Our usual method brings us to the heart of the action where
accommodation is in abundance and shops, restaurants and bars are in walking
distance. However, this time the beach was like a ghost town. A dozen
guesthouses stood empty and lifeless as we trawled past looking for somewhere
to stay. We were called in to have a look at the available rooms by several of
the owners, but it was clear no one else was staying there.
As we peered onto the beach it became even more obvious that
this wasn’t a place we wanted to spend a lot of time in as it was vacant aside
from three local men. The stares from these men and from the children playing
in the streets reaffirmed that this wasn’t a town used to foreigners. As it
began to get dark, there was a sudden down pour and so we climbed into the only
tuk tuk we passed and headed for somewhere to eat.

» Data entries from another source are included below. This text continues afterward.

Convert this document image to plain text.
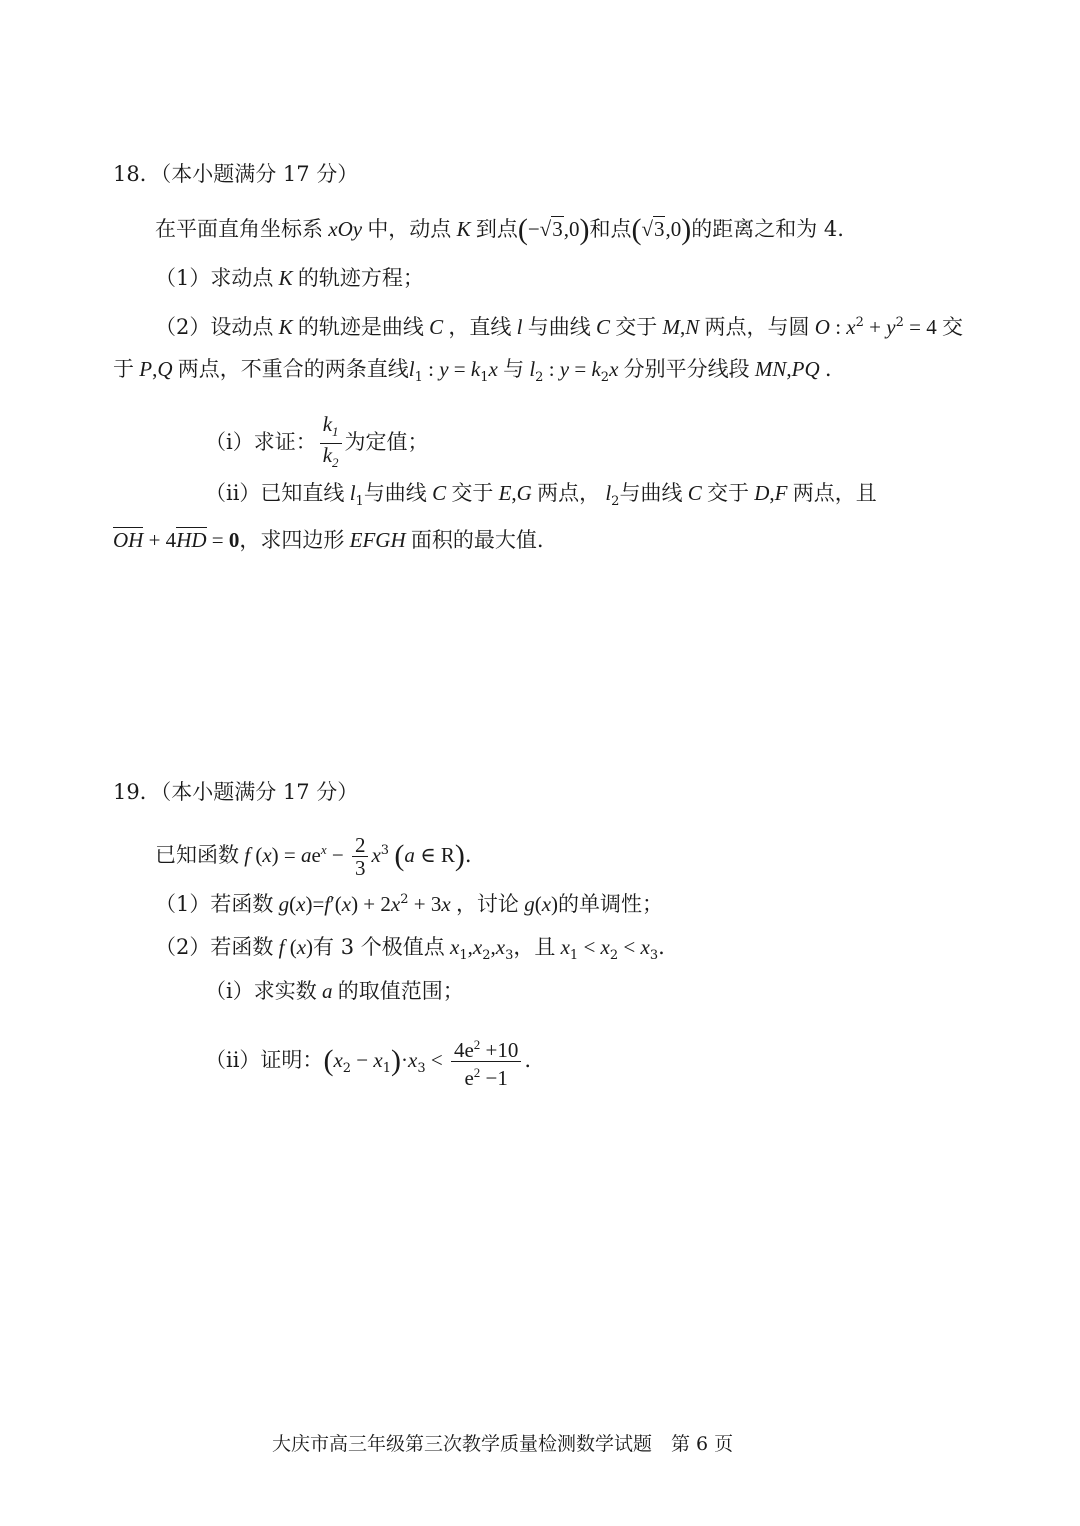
18．（本小题满分 17 分）
在平面直角坐标系 xOy 中，动点 K 到点(−√3,0)和点(√3,0)的距离之和为 4.
（1）求动点 K 的轨迹方程；
（2）设动点 K 的轨迹是曲线 C ，直线 l 与曲线 C 交于 M,N 两点，与圆 O : $x^2 + y^2 = 4$ 交
于 P,Q 两点，不重合的两条直线$l_1$ : $y = k_1x$ 与 $l_2$ : $y = k_2x$ 分别平分线段 MN,PQ .
（i）求证： $\frac{k_1}{k_2}$ 为定值；
（ii）已知直线 $l_1$与曲线 C 交于 E,G 两点， $l_2$与曲线 C 交于 D,F 两点，且
OH + 4HD = 0，求四边形 EFGH 面积的最大值.
19．（本小题满分 17 分）
已知函数 f $(x) = ae^x - \frac{2}{3} x^3$ (a ∈ R).
（1）若函数 $g(x)=f'(x) + 2x^2 + 3x$ ，讨论 g(x)的单调性；
（2）若函数 f (x)有 3 个极值点 $x_1,x_2,x_3$，且 $x_1 < x_2 < x_3$.
（i）求实数 a 的取值范围；
（ii）证明：$(x_2 - x_1)\cdot x_3 < \frac{4e^2 +10}{e^2 -1}$ .
大庆市高三年级第三次教学质量检测数学试题　第 6 页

Wet, tired and fed up, we tucked into rice and curry and
made a plan to check into one of the faceless guesthouses we originally passed
and leave early in the morning for Colombo.
By the time we’d eaten and got back to the beach, the
streets were dark and the only life to be found was that of the cattle who were
silently roaming the streets. We quickly ran into a guesthouse and booked in
for the night. We paid LK 1,000 (£5) for the night so it was the cheapest place
we’d stayed so far, and as we signed in I noticed the last tourist to stay was
in 2006!
Needless to say, when morning came we were glad to get out
of there. It’s not somewhere I would recommend going to as the beach isn’t a
patch on the others Sri Lanka has to offer and there is nothing else worth
staying for.
Saying that, I later found out that Kalutara is home to the
largest hollow Stupa in the world, which I would have liked to see considering
we were so close. Though for me, it’s definitely not worthy of an overnight
stay. If you’re inclined to see the Stupa, the trains regularly run through
Kalutara station back and forth along the west - south coast so I’d suggest a
quick stop off in Kalutara to see it and then get back to main tourist route.
There’s a reason some places are more popular than others and in this case, straying from the beaten track did us no favours.